One of the first two British Divisions ashore on Sword Beach was the 3rd Division. It had trained around the Moray Firth beaches and in Findhorn Bay between December 1943 and March 1944 together with the warships and landing craft of Force S the Naval Task Force which would take the Division across the Channel.

A commemoration service will be held by the quays in Findhorn, by permission of the Royal Findhorn Yacht Club, to remember this momentous day and all of those who took part in this tremendous endeavour.

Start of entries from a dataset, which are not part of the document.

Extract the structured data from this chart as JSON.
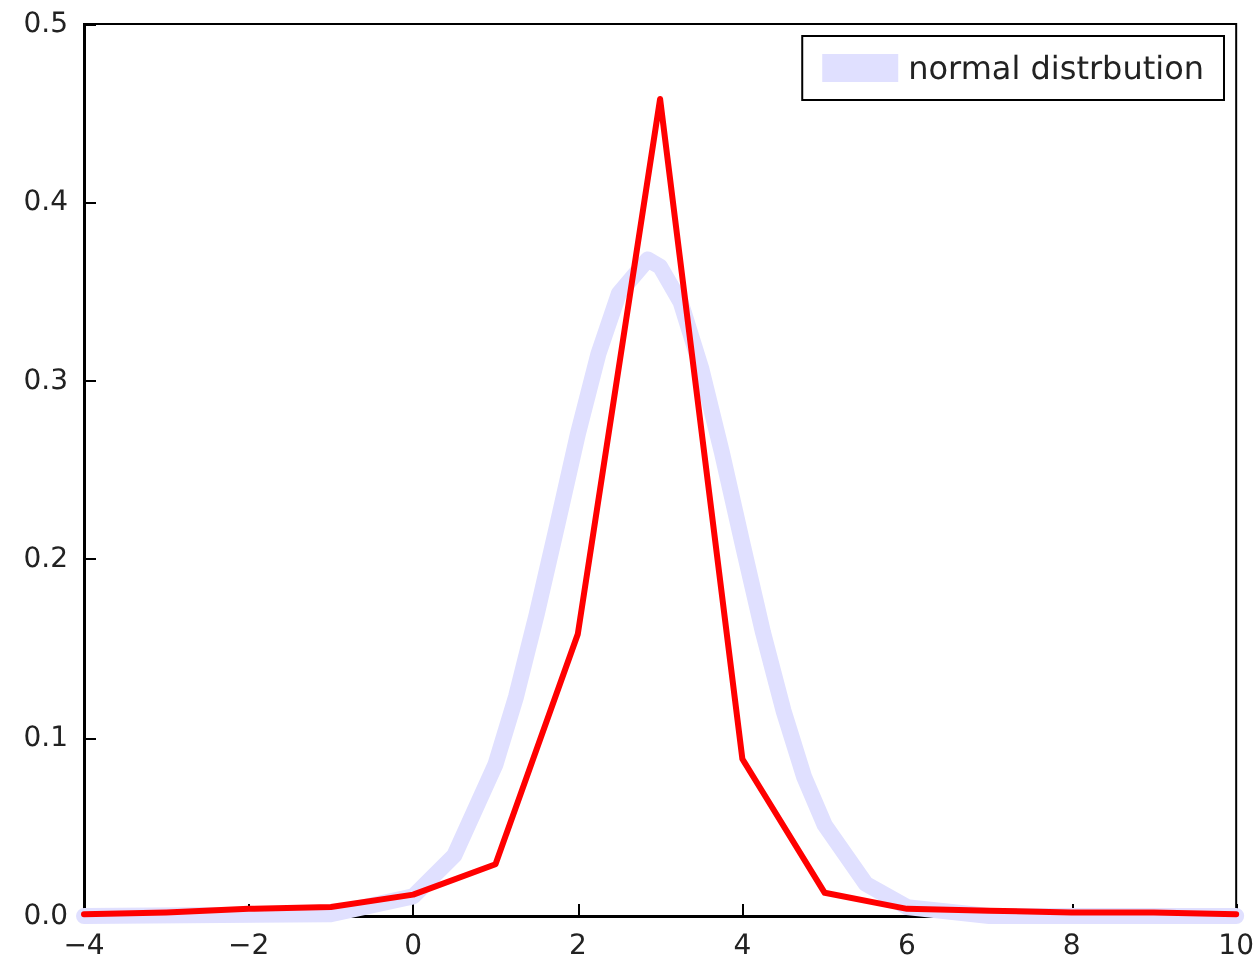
{
  "chart_data": {
    "type": "line",
    "xlim": [
      -4,
      10
    ],
    "ylim": [
      0,
      0.5
    ],
    "xticks": [
      {
        "value": -4,
        "label": "−4"
      },
      {
        "value": -2,
        "label": "−2"
      },
      0,
      2,
      4,
      6,
      8,
      10
    ],
    "yticks": [
      {
        "value": 0,
        "label": "0.0"
      },
      0.1,
      0.2,
      0.3,
      0.4,
      0.5
    ],
    "grid": false,
    "legend": "top right",
    "marker": "none",
    "line_style": "solid",
    "series": [
      {
        "color": "#ff0000",
        "x": [
          -4,
          -3,
          -2,
          -1,
          0,
          1,
          2,
          3,
          4,
          5,
          6,
          7,
          8,
          9,
          10
        ],
        "values": [
          0.001,
          0.002,
          0.004,
          0.005,
          0.012,
          0.029,
          0.158,
          0.458,
          0.088,
          0.013,
          0.004,
          0.003,
          0.002,
          0.002,
          0.001
        ]
      },
      {
        "name": "normal distrbution",
        "color": "#e0e0ff",
        "x": [
          -4,
          -1,
          0,
          0.5,
          1,
          1.25,
          1.5,
          1.75,
          2,
          2.25,
          2.5,
          2.85,
          3,
          3.25,
          3.5,
          3.75,
          4,
          4.25,
          4.5,
          4.75,
          5,
          5.5,
          6,
          7,
          10
        ],
        "values": [
          0,
          0.001,
          0.011,
          0.034,
          0.085,
          0.123,
          0.169,
          0.219,
          0.27,
          0.315,
          0.349,
          0.368,
          0.364,
          0.344,
          0.307,
          0.26,
          0.209,
          0.159,
          0.115,
          0.078,
          0.051,
          0.018,
          0.005,
          0,
          0
        ]
      }
    ]
  }
}
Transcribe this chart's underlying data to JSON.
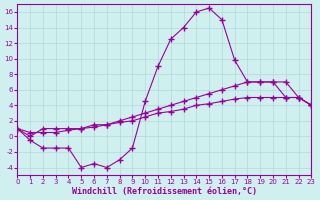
{
  "title": "",
  "xlabel": "Windchill (Refroidissement éolien,°C)",
  "ylabel": "",
  "background_color": "#d0f0f0",
  "line_color": "#990099",
  "xlim": [
    0,
    23
  ],
  "ylim": [
    -5,
    17
  ],
  "yticks": [
    -4,
    -2,
    0,
    2,
    4,
    6,
    8,
    10,
    12,
    14,
    16
  ],
  "xticks": [
    0,
    1,
    2,
    3,
    4,
    5,
    6,
    7,
    8,
    9,
    10,
    11,
    12,
    13,
    14,
    15,
    16,
    17,
    18,
    19,
    20,
    21,
    22,
    23
  ],
  "line1_x": [
    0,
    1,
    2,
    3,
    4,
    5,
    6,
    7,
    8,
    9,
    10,
    11,
    12,
    13,
    14,
    15,
    16,
    17,
    18,
    19,
    20,
    21,
    22,
    23
  ],
  "line1_y": [
    1,
    -0.5,
    -1.5,
    -1.5,
    -1.5,
    -4,
    -3.5,
    -4,
    -3,
    -1.5,
    4.5,
    9,
    12.5,
    14,
    16,
    16.5,
    15,
    9.8,
    7,
    7,
    7,
    5,
    5,
    4
  ],
  "line2_x": [
    0,
    1,
    2,
    3,
    4,
    5,
    6,
    7,
    8,
    9,
    10,
    11,
    12,
    13,
    14,
    15,
    16,
    17,
    18,
    19,
    20,
    21,
    22,
    23
  ],
  "line2_y": [
    1,
    0,
    1,
    1,
    1,
    1,
    1.5,
    1.5,
    2,
    2.5,
    3,
    3.5,
    4,
    4.5,
    5,
    5.5,
    6,
    6.5,
    7,
    7,
    7,
    7,
    5,
    4
  ],
  "line3_x": [
    0,
    1,
    2,
    3,
    4,
    5,
    6,
    7,
    8,
    9,
    10,
    11,
    12,
    13,
    14,
    15,
    16,
    17,
    18,
    19,
    20,
    21,
    22,
    23
  ],
  "line3_y": [
    1,
    0.5,
    0.5,
    0.5,
    0.8,
    1,
    1.2,
    1.5,
    1.8,
    2,
    2.5,
    3,
    3.2,
    3.5,
    4,
    4.2,
    4.5,
    4.8,
    5,
    5,
    5,
    5,
    5,
    4
  ]
}
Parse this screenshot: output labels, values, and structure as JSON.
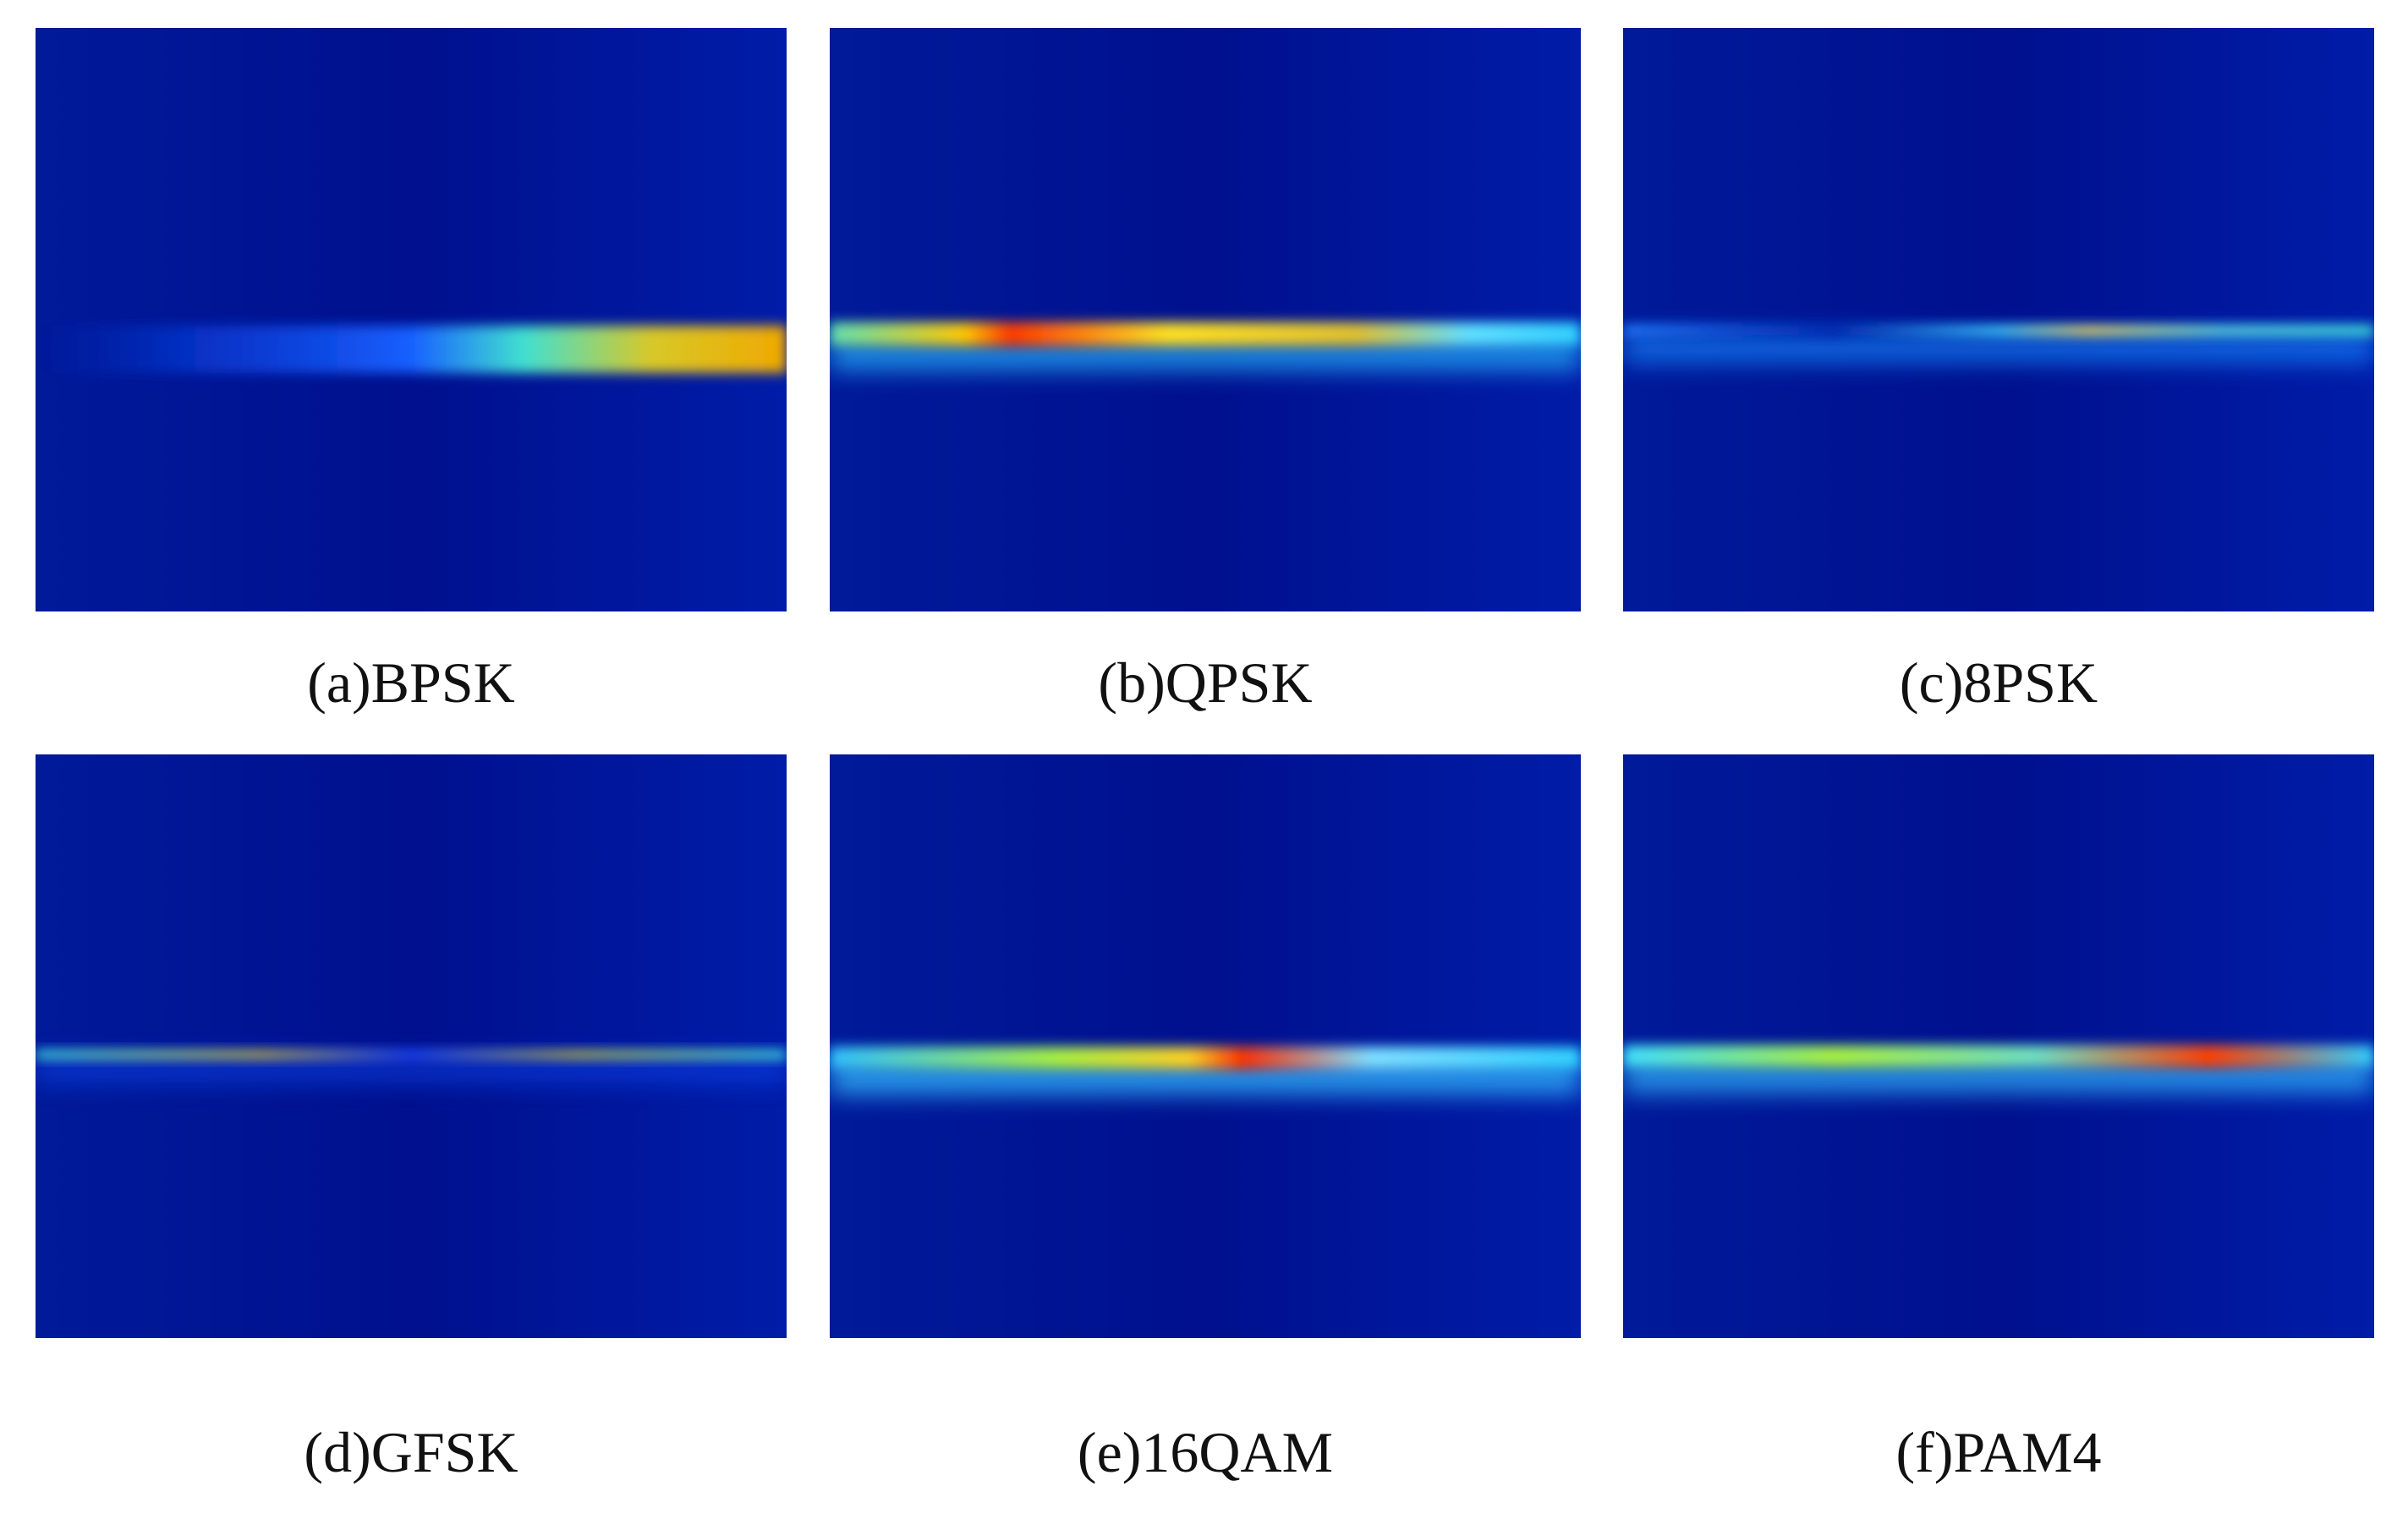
{
  "panels": [
    {
      "label": "(a)BPSK"
    },
    {
      "label": "(b)QPSK"
    },
    {
      "label": "(c)8PSK"
    },
    {
      "label": "(d)GFSK"
    },
    {
      "label": "(e)16QAM"
    },
    {
      "label": "(f)PAM4"
    }
  ]
}
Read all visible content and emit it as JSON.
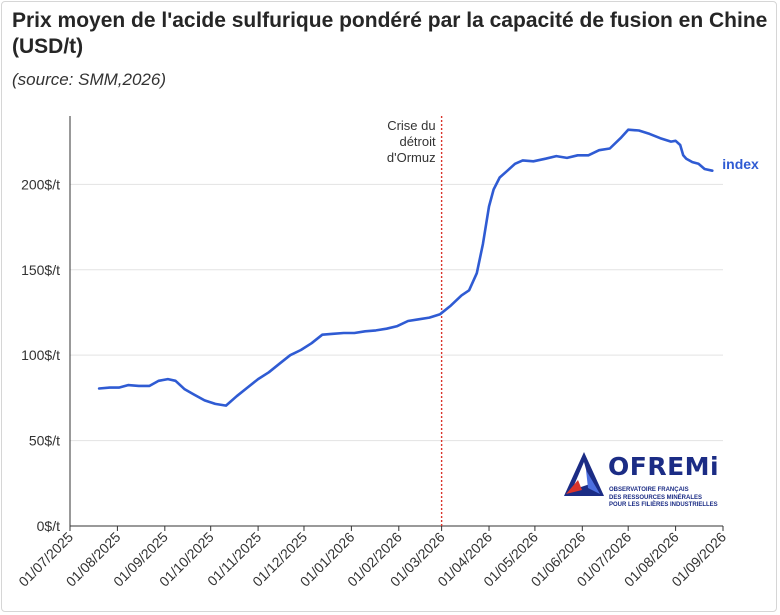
{
  "title": "Prix moyen de l'acide sulfurique pondéré par la capacité de fusion en Chine (USD/t)",
  "subtitle": "(source: SMM,2026)",
  "logo": {
    "name": "OFREMi",
    "tagline": "OBSERVATOIRE FRANÇAIS\nDES RESSOURCES MINÉRALES\nPOUR LES FILIÈRES INDUSTRIELLES"
  },
  "chart_data": {
    "type": "line",
    "title": "Prix moyen de l'acide sulfurique pondéré par la capacité de fusion en Chine (USD/t)",
    "subtitle": "(source: SMM,2026)",
    "xlabel": "",
    "ylabel": "",
    "ylim": [
      0,
      240
    ],
    "y_ticks": [
      0,
      50,
      100,
      150,
      200
    ],
    "y_tick_labels": [
      "0$/t",
      "50$/t",
      "100$/t",
      "150$/t",
      "200$/t"
    ],
    "x_range": [
      "2025-07-01",
      "2026-09-01"
    ],
    "x_ticks": [
      "2025-07-01",
      "2025-08-01",
      "2025-09-01",
      "2025-10-01",
      "2025-11-01",
      "2025-12-01",
      "2026-01-01",
      "2026-02-01",
      "2026-03-01",
      "2026-04-01",
      "2026-05-01",
      "2026-06-01",
      "2026-07-01",
      "2026-08-01",
      "2026-09-01"
    ],
    "x_tick_labels": [
      "01/07/2025",
      "01/08/2025",
      "01/09/2025",
      "01/10/2025",
      "01/11/2025",
      "01/12/2025",
      "01/01/2026",
      "01/02/2026",
      "01/03/2026",
      "01/04/2026",
      "01/05/2026",
      "01/06/2026",
      "01/07/2026",
      "01/08/2026",
      "01/09/2026"
    ],
    "grid": "horizontal",
    "series": [
      {
        "name": "index",
        "color": "#2f5bd3",
        "points": [
          [
            "2025-07-20",
            80.5
          ],
          [
            "2025-07-27",
            81
          ],
          [
            "2025-08-02",
            81
          ],
          [
            "2025-08-08",
            82.5
          ],
          [
            "2025-08-15",
            82
          ],
          [
            "2025-08-22",
            82
          ],
          [
            "2025-08-28",
            85
          ],
          [
            "2025-09-03",
            86
          ],
          [
            "2025-09-08",
            85
          ],
          [
            "2025-09-14",
            80
          ],
          [
            "2025-09-20",
            77
          ],
          [
            "2025-09-27",
            73.5
          ],
          [
            "2025-10-04",
            71.5
          ],
          [
            "2025-10-11",
            70.5
          ],
          [
            "2025-10-18",
            76
          ],
          [
            "2025-10-25",
            81
          ],
          [
            "2025-11-01",
            86
          ],
          [
            "2025-11-08",
            90
          ],
          [
            "2025-11-15",
            95
          ],
          [
            "2025-11-22",
            100
          ],
          [
            "2025-11-29",
            103
          ],
          [
            "2025-12-06",
            107
          ],
          [
            "2025-12-13",
            112
          ],
          [
            "2025-12-20",
            112.5
          ],
          [
            "2025-12-27",
            113
          ],
          [
            "2026-01-03",
            113
          ],
          [
            "2026-01-10",
            114
          ],
          [
            "2026-01-17",
            114.5
          ],
          [
            "2026-01-24",
            115.5
          ],
          [
            "2026-01-31",
            117
          ],
          [
            "2026-02-07",
            120
          ],
          [
            "2026-02-14",
            121
          ],
          [
            "2026-02-21",
            122
          ],
          [
            "2026-02-28",
            124
          ],
          [
            "2026-03-07",
            129
          ],
          [
            "2026-03-14",
            135
          ],
          [
            "2026-03-19",
            138
          ],
          [
            "2026-03-24",
            148
          ],
          [
            "2026-03-28",
            165
          ],
          [
            "2026-04-01",
            187
          ],
          [
            "2026-04-04",
            197
          ],
          [
            "2026-04-08",
            204
          ],
          [
            "2026-04-13",
            208
          ],
          [
            "2026-04-18",
            212
          ],
          [
            "2026-04-23",
            214
          ],
          [
            "2026-04-30",
            213.5
          ],
          [
            "2026-05-08",
            215
          ],
          [
            "2026-05-15",
            216.5
          ],
          [
            "2026-05-22",
            215.5
          ],
          [
            "2026-05-29",
            217
          ],
          [
            "2026-06-05",
            217
          ],
          [
            "2026-06-12",
            220
          ],
          [
            "2026-06-19",
            221
          ],
          [
            "2026-06-26",
            227
          ],
          [
            "2026-07-01",
            232
          ],
          [
            "2026-07-08",
            231.5
          ],
          [
            "2026-07-15",
            229.5
          ],
          [
            "2026-07-22",
            227
          ],
          [
            "2026-07-29",
            225
          ],
          [
            "2026-08-01",
            225.5
          ],
          [
            "2026-08-04",
            223
          ],
          [
            "2026-08-06",
            217
          ],
          [
            "2026-08-08",
            215
          ],
          [
            "2026-08-12",
            213
          ],
          [
            "2026-08-16",
            212
          ],
          [
            "2026-08-20",
            209
          ],
          [
            "2026-08-25",
            208
          ]
        ]
      }
    ],
    "annotations": [
      {
        "type": "vline",
        "x": "2026-03-01",
        "color": "#d9342b",
        "style": "dotted",
        "label": "Crise du\ndétroit\nd'Ormuz"
      }
    ]
  }
}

There will be participation from the Lieutenancy of Moray, Moray Council, 39 Engineer Regiment, RAF Lossiemouth, the Royal British Legion Scotland (Forres) Branch, Veterans’ associations and many others. The service will start at 11.30am by the quays on Thursday 6 June with everyone welcome to join.

Lord-Lieutenant of Moray, Major General Seymour Monro, said: “I feel it is really important to commemorate this extraordinary day.

“Hundreds of thousands of sailors, soldiers and airmen were involved in deception plans, parachute landings, aircraft attacks, naval bombardments, and the dangerous, deadly business of getting ashore and fighting for a foothold in France whilst the enemy were determined to push them back into the sea. It’s a day to remember.”

Caption: John Cowe. Moray Council full council meeting December 7th. Picture: Daniel Forsyth.

Moray Council’s Civic Leader, Councillor John Cowe, added: “There were so many servicemen from Moray who took part on D-Day including those in the 51st Highland Division who followed on from the 3rd Division.

“It is fascinating to learn about the effect on the local people who lived and worked in Moray under severe wartime restrictions to keep invasion plans secret as the 3rd Division carried out their training”.

Further details of the service will be released nearer the time.